Abstract The hygrothermal aging of fiber reinforced polymer (FRP) composite rod served as bridge cables played a key role on the long-term service performances. In the present paper, two types of pultruded carbon/glass fiber reinforced epoxy hybrid composite rods, one with uniformly dispersed carbon and glass fibers, and the other with glass fiber shell and carbon fiber core, were investigated on the water uptake and interface shear strength. The aging condition was immersion in deionized water at 40 °C, 60 °C and 80 °C. Interface shear strength degradation mechanism was revealed by thermal analysis and microstructure analysis. It was found that the water absorption of two types of hybrid rods represented the two-stage behavior. For the rod of uniform fiber dispersion, more water uptake in the second stage occurred compared to that of the shell/core rod, which was attributed to the resin rich area and interface debonding of fiber/resin.

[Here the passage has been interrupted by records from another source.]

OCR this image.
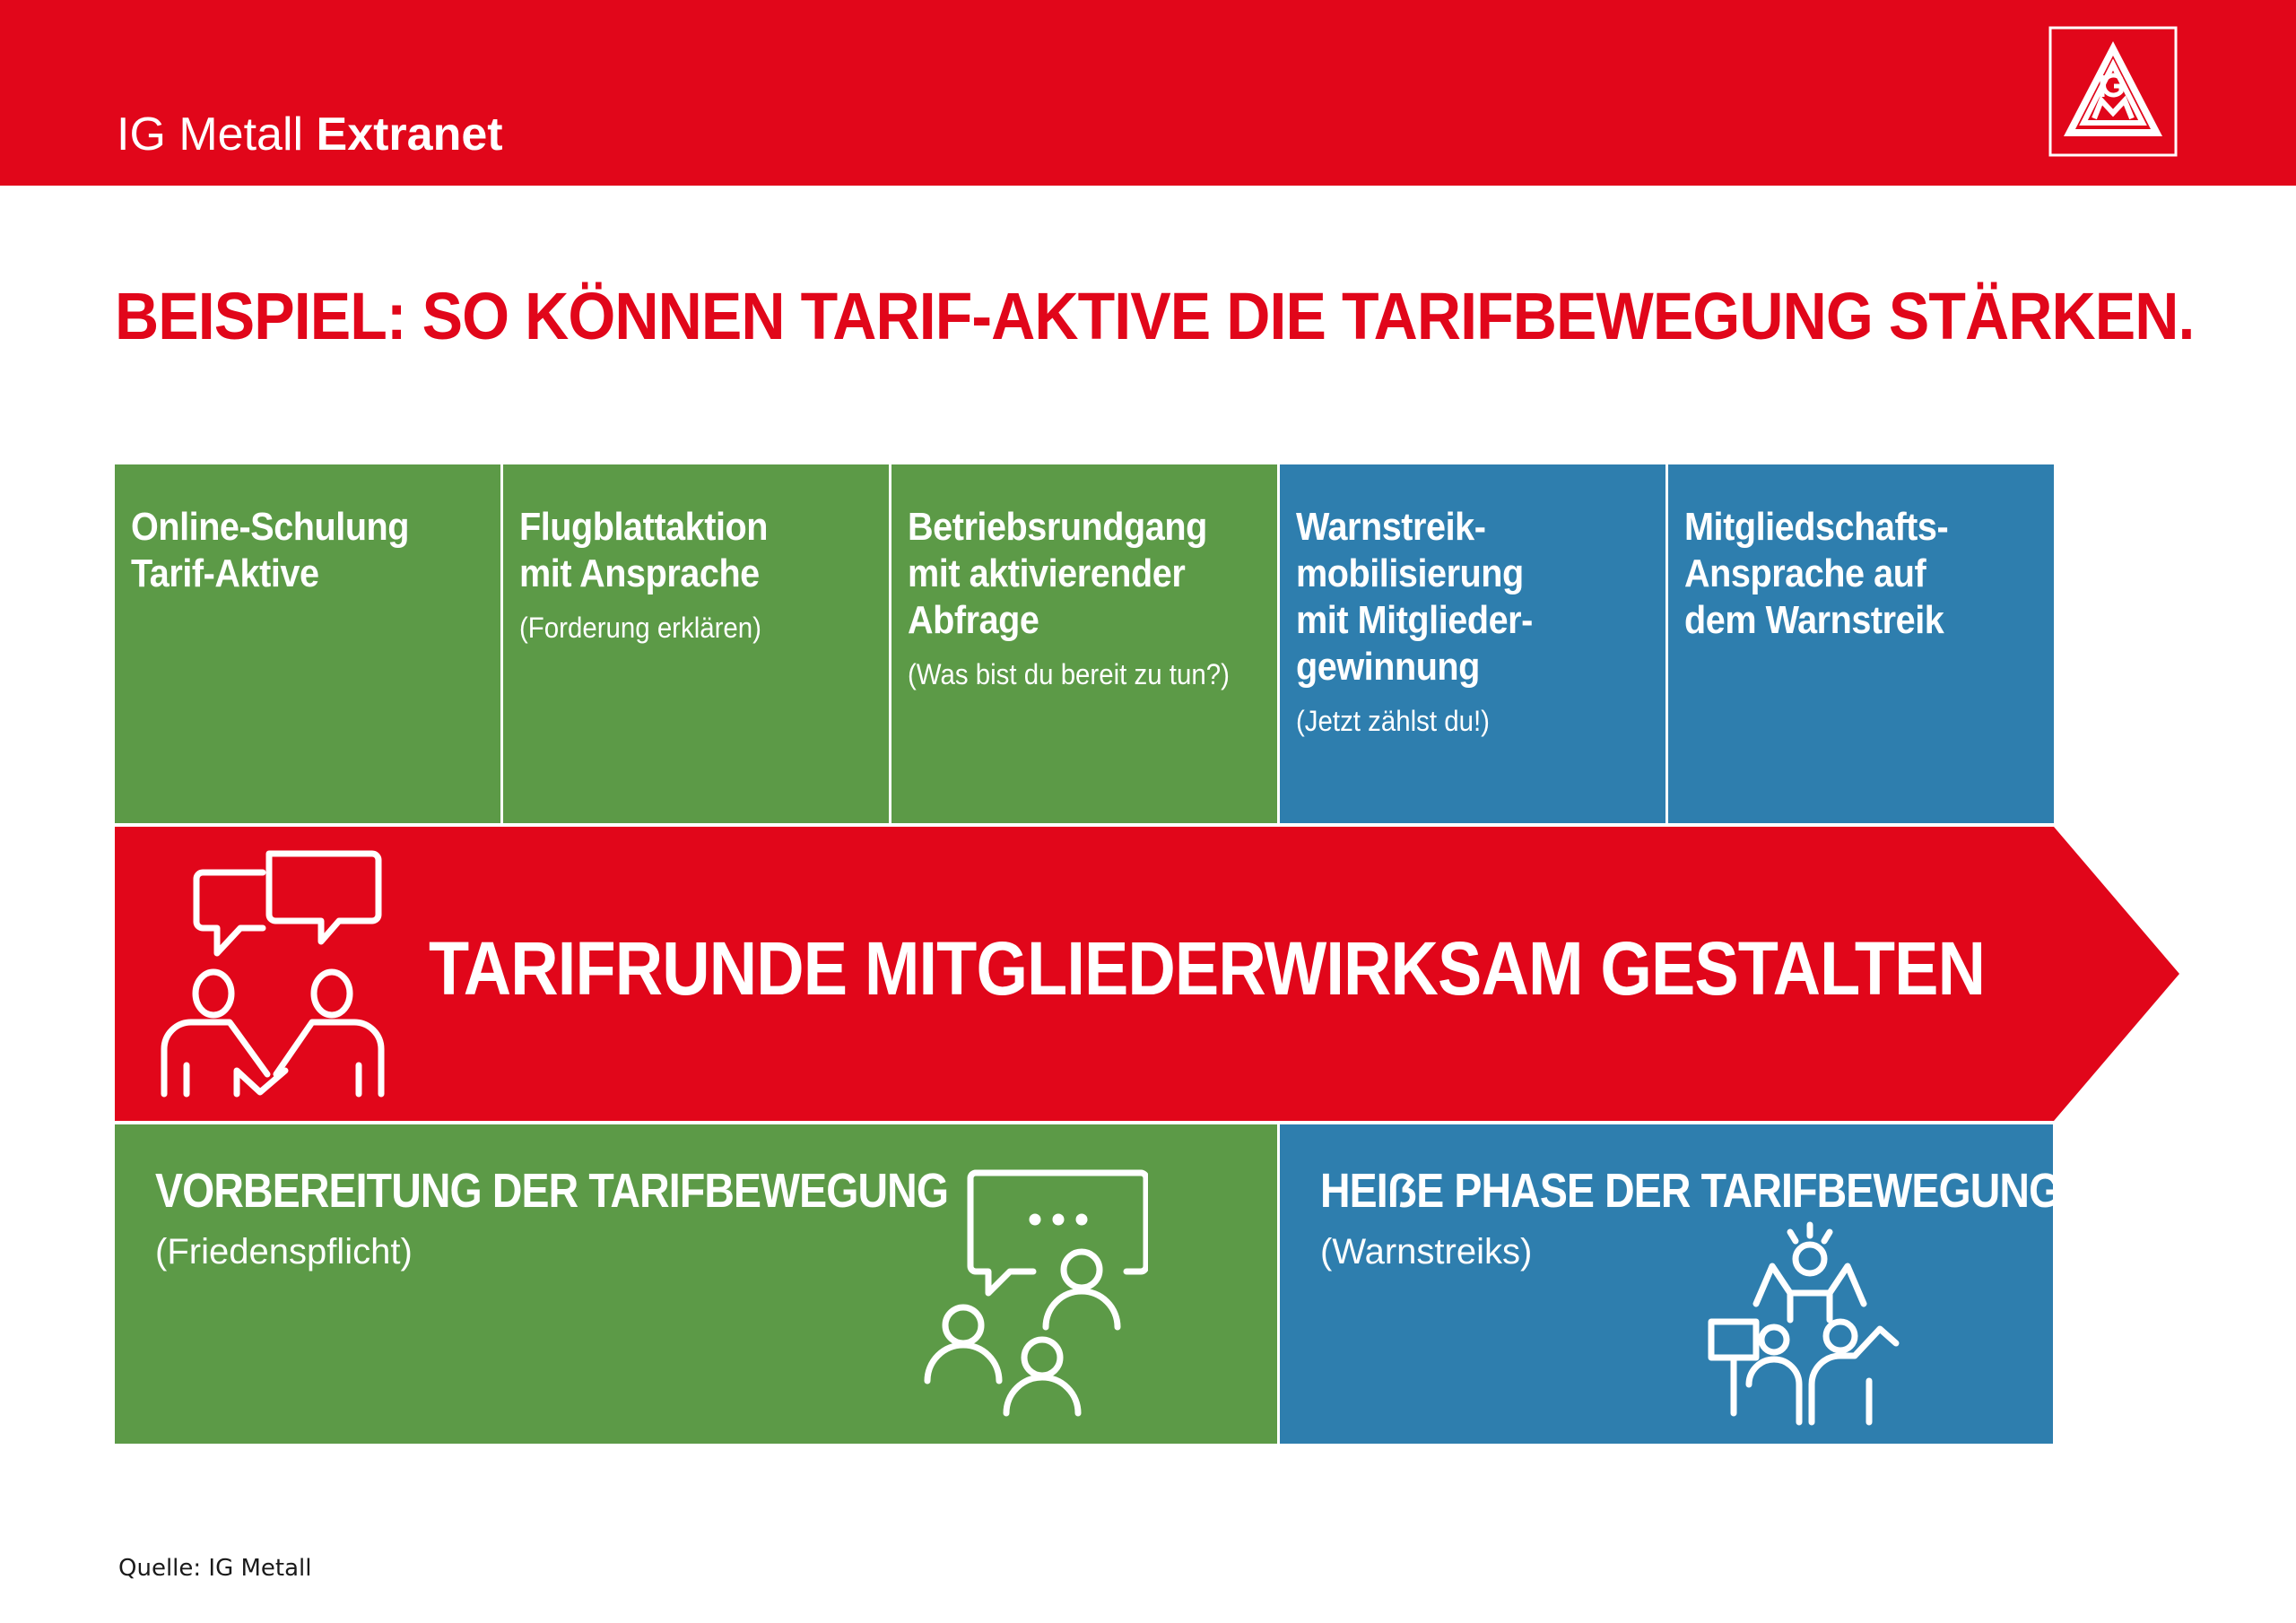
IG Metall Extranet
BEISPIEL: SO KÖNNEN TARIF-AKTIVE DIE TARIFBEWEGUNG STÄRKEN.
Online-Schulung
Tarif-Aktive
Flugblattaktion
mit Ansprache
(Forderung erklären)
Betriebsrundgang
mit aktivierender
Abfrage
(Was bist du bereit zu tun?)
Warnstreik-
mobilisierung
mit Mitglieder-
gewinnung
(Jetzt zählst du!)
Mitgliedschafts-
Ansprache auf
dem Warnstreik
TARIFRUNDE MITGLIEDERWIRKSAM GESTALTEN
VORBEREITUNG DER TARIFBEWEGUNG
(Friedenspflicht)
HEIẞE PHASE DER TARIFBEWEGUNG
(Warnstreiks)
Quelle: IG Metall
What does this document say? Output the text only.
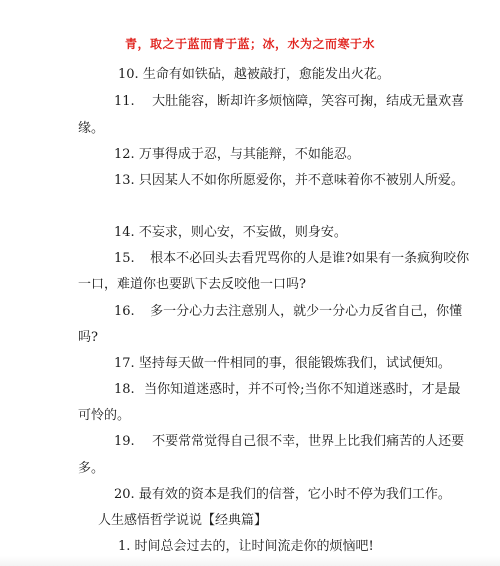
青，取之于蓝而青于蓝；冰，水为之而寒于水
10. 生命有如铁砧，越被敲打，愈能发出火花。
11. 大肚能容，断却许多烦恼障，笑容可掬，结成无量欢喜
缘。
12. 万事得成于忍，与其能辩，不如能忍。
13. 只因某人不如你所愿爱你，并不意味着你不被别人所爱。
14. 不妄求，则心安，不妄做，则身安。
15. 根本不必回头去看咒骂你的人是谁?如果有一条疯狗咬你
一口，难道你也要趴下去反咬他一口吗?
16. 多一分心力去注意别人，就少一分心力反省自己，你懂
吗?
17. 坚持每天做一件相同的事，很能锻炼我们，试试便知。
18. 当你知道迷惑时，并不可怜;当你不知道迷惑时，才是最
可怜的。
19. 不要常常觉得自己很不幸，世界上比我们痛苦的人还要
多。
20. 最有效的资本是我们的信誉，它小时不停为我们工作。
人生感悟哲学说说【经典篇】
1. 时间总会过去的，让时间流走你的烦恼吧!
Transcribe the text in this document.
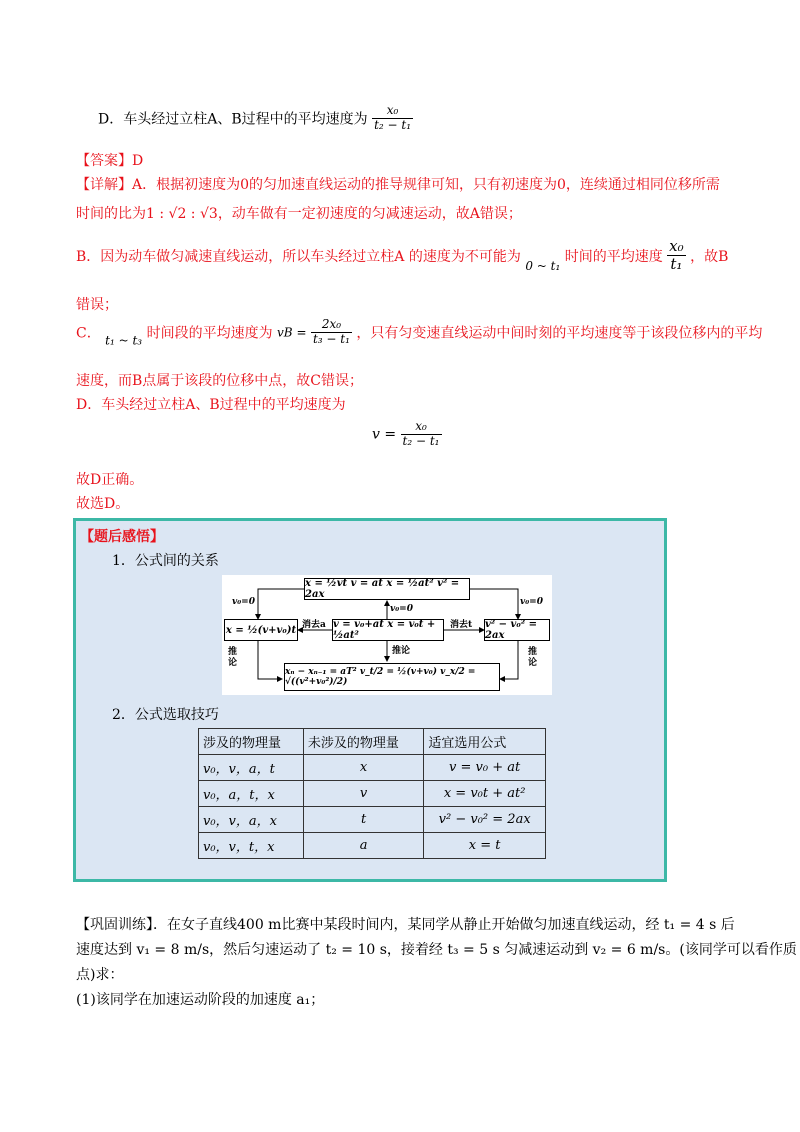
D．车头经过立柱A、B过程中的平均速度为 $\frac{\text{x₀}}{\text{t₂ − t₁}}$
【答案】D
【详解】A．根据初速度为0的匀加速直线运动的推导规律可知，只有初速度为0，连续通过相同位移所需
时间的比为1 : √2 : √3，动车做有一定初速度的匀减速运动，故A错误；
B．因为动车做匀减速直线运动，所以车头经过立柱A 的速度为不可能为 0 ~ t₁ 时间的平均速度 $\frac{\text{x₀}}{\text{t₁}}$ ，故B
错误；
C． t₁ ~ t₃ 时间段的平均速度为 vB = $\frac{\text{2x₀}}{\text{t₃ − t₁}}$ ，只有匀变速直线运动中间时刻的平均速度等于该段位移内的平均
速度，而B点属于该段的位移中点，故C错误；
D．车头经过立柱A、B过程中的平均速度为
$v = \frac{\text{x₀}}{\text{t₂ − t₁}}$
故D正确。
故选D。
【题后感悟】
1．公式间的关系
x = ½vt v = at x = ½at² v² = 2ax
x = ½(v+v₀)t	v = v₀+at x = v₀t + ½at²
v² − v₀² = 2ax
xₙ − xₙ₋₁ = aT² v_t/2 = ½(v+v₀) v_x/2 = √((v²+v₀²)/2)
v₀=0
v₀=0
v₀=0
消去a	消去t
推论
推论	推论
2．公式选取技巧
涉及的物理量	未涉及的物理量	适宜选用公式
v₀，v，a，t	x	v = v₀ + at
v₀，a，t，x	v	x = v₀t + at²
v₀，v，a，x	t	v² − v₀² = 2ax
v₀，v，t，x	a	x = t
【巩固训练】．在女子直线400 m比赛中某段时间内，某同学从静止开始做匀加速直线运动，经 t₁ = 4 s 后
速度达到 v₁ = 8 m/s，然后匀速运动了 t₂ = 10 s，接着经 t₃ = 5 s 匀减速运动到 v₂ = 6 m/s。(该同学可以看作质
点)求：
(1)该同学在加速运动阶段的加速度 a₁；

Long-term hygrothermal exposure led to a remarkable degradation in the interfacial shear strength of the rods, up to 17.5% ∼ 42.1%. The resin plasticization and interface debonding were the main factors contributed to the strength degradation. Based on the Arrhenius equation, the long-term life prediction of the interfacial shear strength under two typical bridge service environments was conducted to the design guideline of hybrid rods in the bridge engineering.